После завершения деловой части мероприятия пара перешли к неофициальной. Все ж таки до монинского аэродрома, даже на "виллисе", не пять минут. Надо гостя подкормить на дорогу. Так что первую чашку чая, наливая его в блюдце, Варька выпила под соловьиные песни летуна. Что что, но он отлично рассказывал о живописных руинах Кенигсберга, которые летун видел из своего "дугласа" еще вчера. Впрочем, Варьке это было не интересно. Рассказы о стертых в порошок городах она слышала не первый раз. И саму Войну, особенно прелести сорок первого она прочувствовала на своей шкуре по полной программе, когда почти такие же голубоглазые летуны, только с еще большей примесью арийской крови, поливали свинцом уходивших на восток беженцев, рядом с которыми двигалось коровье стадо, порученное Варьке. Первых убитых на Войне - людей и коров - она увидела именно тогда. И коров ей тогда было жалко не меньше, чем людей. А потом еще были аттестат и похоронка брата...

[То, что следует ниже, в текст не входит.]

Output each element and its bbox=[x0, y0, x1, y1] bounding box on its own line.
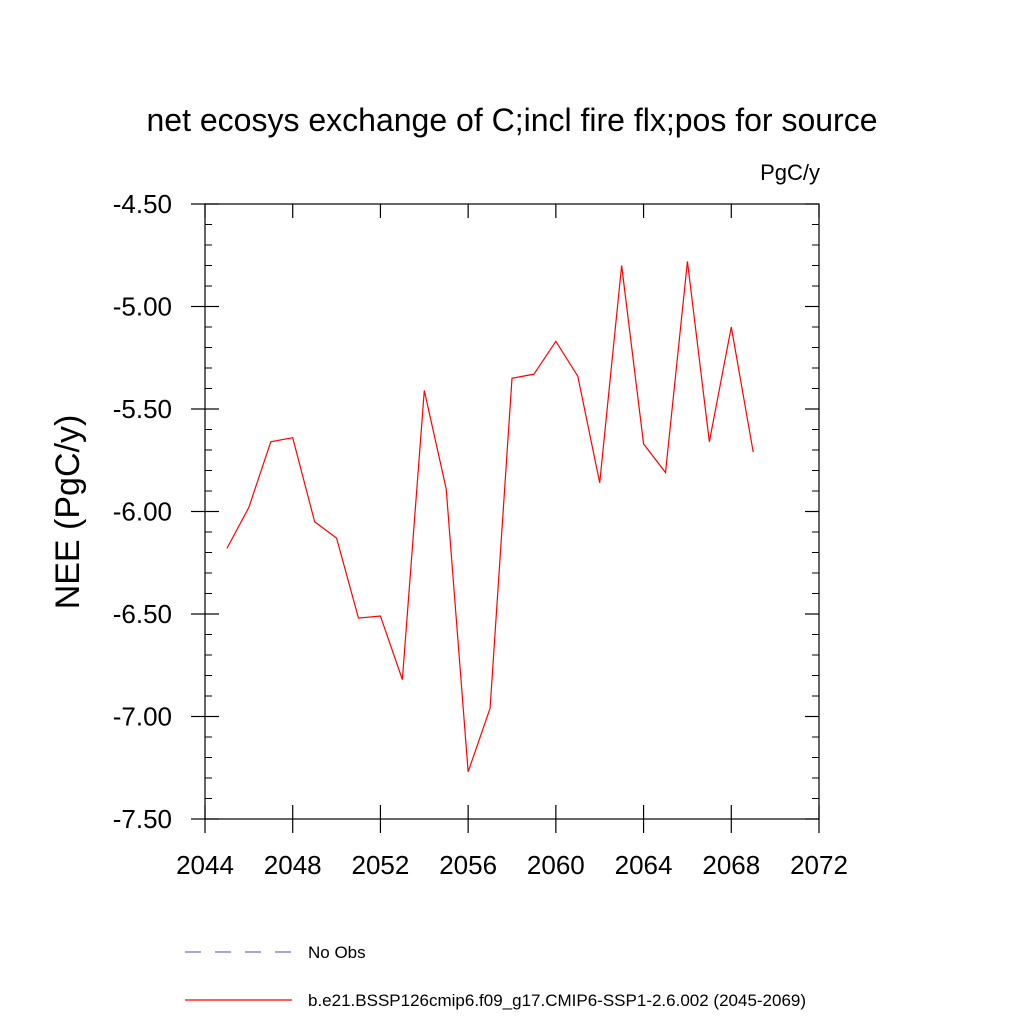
legend: No Obs b.e21.BSSP126cmip6.f09_g17.CMIP6-… bbox=[185, 943, 806, 1010]
data-point bbox=[335, 537, 338, 540]
legend-label-no-obs: No Obs bbox=[308, 943, 366, 962]
data-point bbox=[554, 340, 557, 343]
y-tick-label: -5.00 bbox=[113, 292, 172, 322]
data-point bbox=[686, 260, 689, 263]
data-point bbox=[708, 440, 711, 443]
x-tick-label: 2056 bbox=[439, 850, 497, 880]
y-tick-label: -4.50 bbox=[113, 189, 172, 219]
chart-title: net ecosys exchange of C;incl fire flx;p… bbox=[146, 102, 877, 138]
data-point bbox=[291, 436, 294, 439]
y-axis-label: NEE (PgC/y) bbox=[49, 415, 87, 610]
data-point bbox=[423, 389, 426, 392]
y-tick-label: -7.00 bbox=[113, 702, 172, 732]
x-tick-label: 2044 bbox=[176, 850, 234, 880]
data-point bbox=[489, 707, 492, 710]
axis-ticks bbox=[191, 203, 820, 833]
series-line bbox=[226, 261, 754, 773]
data-point bbox=[598, 481, 601, 484]
data-point bbox=[269, 440, 272, 443]
tick-labels: 2044 2048 2052 2056 2060 2064 2068 2072 -4.50 -5.… bbox=[113, 189, 848, 880]
data-point bbox=[532, 373, 535, 376]
units-label: PgC/y bbox=[760, 160, 820, 185]
legend-label-model: b.e21.BSSP126cmip6.f09_g17.CMIP6-SSP1-2.… bbox=[308, 991, 806, 1010]
x-tick-label: 2048 bbox=[264, 850, 322, 880]
y-tick-label: -6.00 bbox=[113, 497, 172, 527]
data-point bbox=[313, 520, 316, 523]
x-tick-label: 2060 bbox=[527, 850, 585, 880]
x-tick-label: 2064 bbox=[615, 850, 673, 880]
data-point bbox=[620, 264, 623, 267]
y-tick-label: -5.50 bbox=[113, 394, 172, 424]
x-tick-label: 2072 bbox=[790, 850, 848, 880]
y-tick-label: -7.50 bbox=[113, 804, 172, 834]
data-point bbox=[576, 375, 579, 378]
data-point bbox=[642, 442, 645, 445]
data-point bbox=[401, 678, 404, 681]
y-tick-label: -6.50 bbox=[113, 599, 172, 629]
data-point bbox=[730, 326, 733, 329]
series-layer bbox=[225, 260, 755, 773]
plot-frame bbox=[204, 203, 820, 820]
data-point bbox=[752, 451, 755, 454]
data-point bbox=[379, 615, 382, 618]
data-point bbox=[357, 617, 360, 620]
data-point bbox=[467, 770, 470, 773]
data-point bbox=[511, 377, 514, 380]
x-tick-label: 2068 bbox=[702, 850, 760, 880]
data-point bbox=[247, 506, 250, 509]
x-tick-label: 2052 bbox=[352, 850, 410, 880]
data-point bbox=[225, 547, 228, 550]
data-point bbox=[664, 471, 667, 474]
data-point bbox=[445, 487, 448, 490]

Летун за столом понял, что его история девчонку совсем не привлекает и, так и не прикоснувшись к Варькиному спирту, решил изменить тактику. Мол, "вы привлекательны, а я чертовски привлекателен". Давайте не будем терять время и отправимся в постель.

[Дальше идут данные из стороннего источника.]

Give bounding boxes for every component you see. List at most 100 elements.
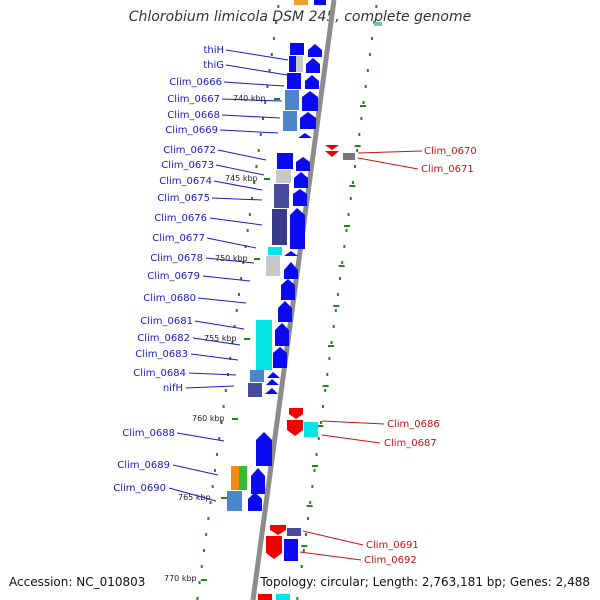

Такое предложение для Варьки оказалось неожиданным. Как-то никто на нее еще не западал. С ее-то полудетской внешностью, когда вокруг полно одиноких баб с великолепными формами. И профессиональными навыками.
Она резко ответила летуну, что кроме чая ему ничего больше не светит. Летун словам девчонки не поверил, посчитав их игрой. И протянул руки. Варька дернулась прочь, едва не свалившись со стула. Что было в следующие мгновения, она не запомнила. Вроде бы она попыталась ударить в пах летуну. Но это точно не получилось. А потом она уже бежала к лесу через картошку, чувствуя на спине хриплое дыхание летуна.

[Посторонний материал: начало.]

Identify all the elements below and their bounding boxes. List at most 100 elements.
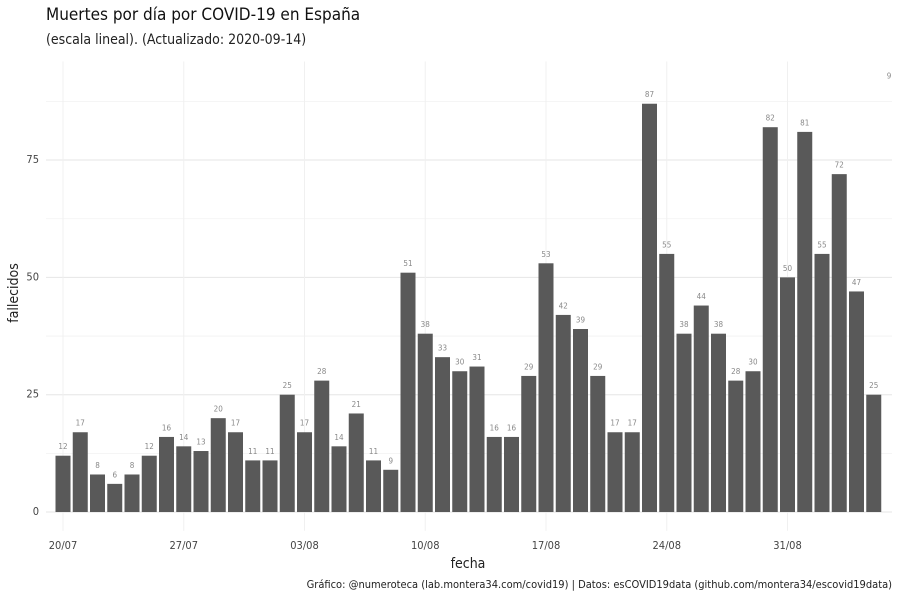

Ботва у картошка была Варьке по пояс. "Если картошку не сожрет в августе фитофтора, - подумала на бегу Варька, - нужно будет копать погреб для урожая". Неожиданно споткнувшись, Варька упала в борозду между рядками. Вставать было некогда и она юркнула вбок.
Земля парила. Столбики света, пробившиеся сквозь ботву, едва касались стенок борозды. Варька ящерицей ползла прочь, не рискнув потратить время на то, чтобы оглянуться назад. Все равно сквозь ботву ничего видно не было. По крайней мере, она на это надеялась.
Вскоре девчонке надоело углублять носом борозду и она замерла на ее дне. Летуна не было слышно. Примерно так же она лежала в сорок первом в придорожной канаве среди дохлых коров и людей, ожидая, когда прекратится налет. Сейчас ее жизни ничего не угрожало, но стоило пересидеть в картошке, пока не придут со смены соседи и летун не свалит на своем "виллисе". Плевать, что золотое колечко осталось на столе. Главное, в прошлом году она вложилась в навоз и картошка на нем бушует...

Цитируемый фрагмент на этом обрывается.